Avec une convention citoyenne sur ce sujet à l’horizon, Macron semble néanmoins hésitant. Le Monde rapportait que le président est conscient des enjeux, citant son souhait d’éviter d'« humilier » les catholiques tout en gardant en mémoire le scénario du mariage pour tous orchestré par François Hollande, qu’il considère toujours comme une référence.
Une loi pour marquer son mandat
En septembre 2023, la ministre Agnès Firmin Le Bodo a présenté un premier projet au président, mais celui-ci reste dans le flou.

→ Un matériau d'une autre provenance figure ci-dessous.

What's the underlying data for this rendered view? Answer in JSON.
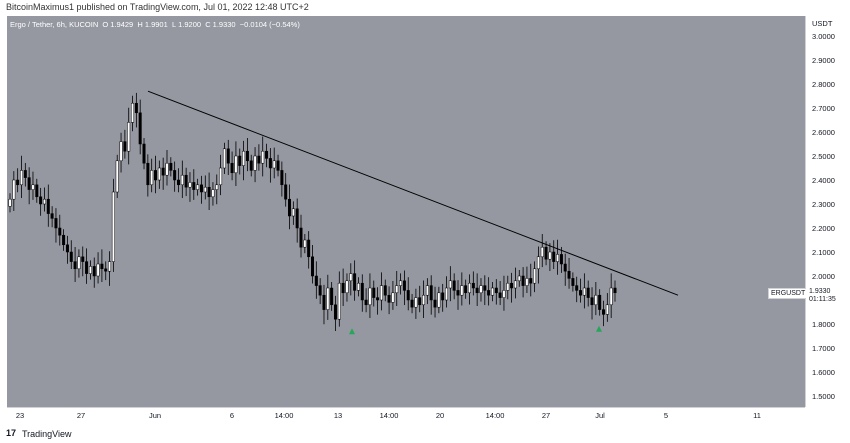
{
  "header": {
    "published_text": "BitcoinMaximus1 published on TradingView.com, Jul 01, 2022 12:48 UTC+2"
  },
  "legend": {
    "title": "Ergo / Tether, 6h, KUCOIN",
    "open_label": "O",
    "open": "1.9429",
    "high_label": "H",
    "high": "1.9901",
    "low_label": "L",
    "low": "1.9200",
    "close_label": "C",
    "close": "1.9330",
    "change": "−0.0104 (−0.54%)"
  },
  "price_axis": {
    "currency": "USDT",
    "ticks": [
      "3.0000",
      "2.9000",
      "2.8000",
      "2.7000",
      "2.6000",
      "2.5000",
      "2.4000",
      "2.3000",
      "2.2000",
      "2.1000",
      "2.0000",
      "1.8000",
      "1.7000",
      "1.6000",
      "1.5000"
    ]
  },
  "time_axis": {
    "ticks": [
      "23",
      "27",
      "Jun",
      "6",
      "14:00",
      "13",
      "14:00",
      "20",
      "14:00",
      "27",
      "Jul",
      "5",
      "11"
    ]
  },
  "last_price": {
    "symbol": "ERGUSDT",
    "price": "1.9330",
    "countdown": "01:11:35"
  },
  "footer": {
    "logo": "17",
    "brand": "TradingView"
  },
  "colors": {
    "background": "#9598a1",
    "candle_up": "#ffffff",
    "candle_down": "#000000",
    "trendline": "#000000",
    "marker": "#26a65b"
  },
  "chart_data": {
    "type": "candlestick",
    "symbol": "ERGUSDT",
    "ylim": [
      1.45,
      3.05
    ],
    "trendline": {
      "from": {
        "date": "2022-05-30",
        "price": 2.77
      },
      "to": {
        "date": "2022-07-05",
        "price": 1.92
      }
    },
    "markers": [
      {
        "date": "2022-06-14",
        "price": 1.77,
        "shape": "triangle-up"
      },
      {
        "date": "2022-06-30",
        "price": 1.78,
        "shape": "triangle-up"
      }
    ],
    "closes": [
      2.32,
      2.4,
      2.38,
      2.44,
      2.41,
      2.36,
      2.38,
      2.33,
      2.3,
      2.32,
      2.26,
      2.24,
      2.2,
      2.17,
      2.13,
      2.1,
      2.06,
      2.03,
      2.08,
      2.06,
      2.01,
      2.04,
      2.0,
      2.05,
      2.03,
      2.02,
      2.06,
      2.35,
      2.48,
      2.56,
      2.52,
      2.64,
      2.72,
      2.68,
      2.55,
      2.47,
      2.38,
      2.44,
      2.4,
      2.45,
      2.42,
      2.47,
      2.44,
      2.4,
      2.38,
      2.42,
      2.37,
      2.39,
      2.36,
      2.38,
      2.35,
      2.37,
      2.33,
      2.36,
      2.38,
      2.45,
      2.53,
      2.47,
      2.43,
      2.5,
      2.46,
      2.52,
      2.48,
      2.44,
      2.5,
      2.47,
      2.52,
      2.49,
      2.45,
      2.48,
      2.44,
      2.38,
      2.32,
      2.25,
      2.28,
      2.2,
      2.12,
      2.15,
      2.08,
      2.0,
      1.96,
      1.92,
      1.86,
      1.95,
      1.88,
      1.82,
      1.97,
      1.93,
      1.98,
      2.01,
      1.94,
      1.97,
      1.9,
      1.88,
      1.95,
      1.91,
      1.9,
      1.96,
      1.92,
      1.89,
      1.93,
      1.96,
      1.98,
      1.94,
      1.9,
      1.87,
      1.91,
      1.88,
      1.92,
      1.96,
      1.9,
      1.87,
      1.93,
      1.9,
      1.95,
      1.98,
      1.94,
      1.92,
      1.96,
      1.93,
      1.97,
      1.95,
      1.93,
      1.96,
      1.94,
      1.92,
      1.95,
      1.93,
      1.91,
      1.94,
      1.97,
      1.95,
      1.98,
      2.0,
      1.96,
      1.99,
      1.97,
      2.03,
      2.08,
      2.12,
      2.07,
      2.1,
      2.06,
      2.09,
      2.05,
      2.02,
      1.99,
      1.96,
      1.94,
      1.92,
      1.95,
      1.91,
      1.88,
      1.92,
      1.86,
      1.84,
      1.88,
      1.95,
      1.93
    ]
  }
}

En avril, face à une Convention citoyenne, il a affirmé : "J'ai une opinion personnelle qui peut évoluer, qui est en constante évolution." Avec une dissolution imminente de l’Assemblée en 2024, les décisions présidentielles pourraient être mises en pause, laissant peu d’options à Macron, dont la loi sur la fin de vie pourrait devenir l'une des principales avancées de son mandat. Bien qu’il ressente encore des doutes, il communique désormais un message de détermination ; un référendum envisagé a été abandonné, et il laisse le Parlement s’emparer du sujet, tout en s’assurant que cette loi soit perçue comme un fait marquant de son second quinquennat.